Ted breaks down the basement door but is unable to find Clara, and Riley is nearly hit by a flowerpot pushed by an unseen force. An erratic Clara confronts her family with the knife, and they discover Ollie has eaten unattended brownies. Disappearing into the woods, Clara appears to kill a coyote. Her family drives Ollie to the veterinarian, and are notified of a drunk woman at the police station, who turns out not to be Clara. Returning home, they find Clara’s bloody shirt at the edge of the woods, and discover her missing shoe in her closet. Driving through town, they discover Clara walking naked, and bring her home. As the family goes to sleep, Clara still hears the voice of Adelia.

==Cast==
- Paula Niedert Elliott as Clara
- Chris Elliott as Ted
- Abby Elliott as Julie
- Bridey Elliott as Riley
- Isidora Goreshter as Adelia
- Haley Joel Osment as Joe

==Production==
The film was shot entirely in Old Lyme, Connecticut. Filming lasted 17 days.

==Release==
The film premiered at the 2018 Sundance Film Festival. On June 11, 2018, it was announced that Orion Classics acquired North American and Latin American distribution rights to the film. It was released in theaters on December 6, 2018 and on VOD and digital platforms on December 7, 2018.

==Reception==
The film has rating on Rotten Tomatoes. The site's critical consensus reads, "As idiosyncratic as it is ambitious, Clara's Ghost can be as difficult to pin down as a spectral presence -- yet it also has a way of working itself under the skin." Metacritic, which uses a weighted average, assigned the film a score of 66 out of 100, based on 12 critics, indicating "generally favorable" reviews. Tomris Laffly of RogerEbert.com awarded the film one and a half stars. Mike D'Angelo of The A.V. Club graded the film a C−. Chuck Bowen of Slant Magazine gave the film three stars out of four. Andy Crump of Paste gave it a rating of 7.5. Dan Lybarger of Film Threat gave the film a 7 out of 10.

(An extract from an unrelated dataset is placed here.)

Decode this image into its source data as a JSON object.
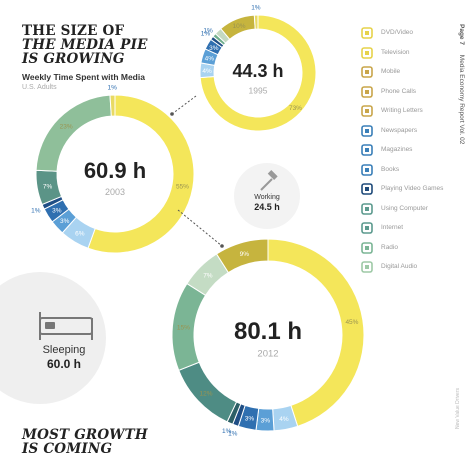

Dennis Harvey of Variety gave the film a negative review and wrote, "In the end, there’s not enough of distinction or substance to make this absurdist family comedy with a haunted-house angle feel like more than a short’s worth of ideas stretched too thin."

Justin Lowe of The Hollywood Reporter gave the film a positive review and wrote, "Infrequent actress Paula Niedert Elliott delights in the titular role with a quirky, sympathetic performance that gradually reveals the extent of Clara's psychological wounds."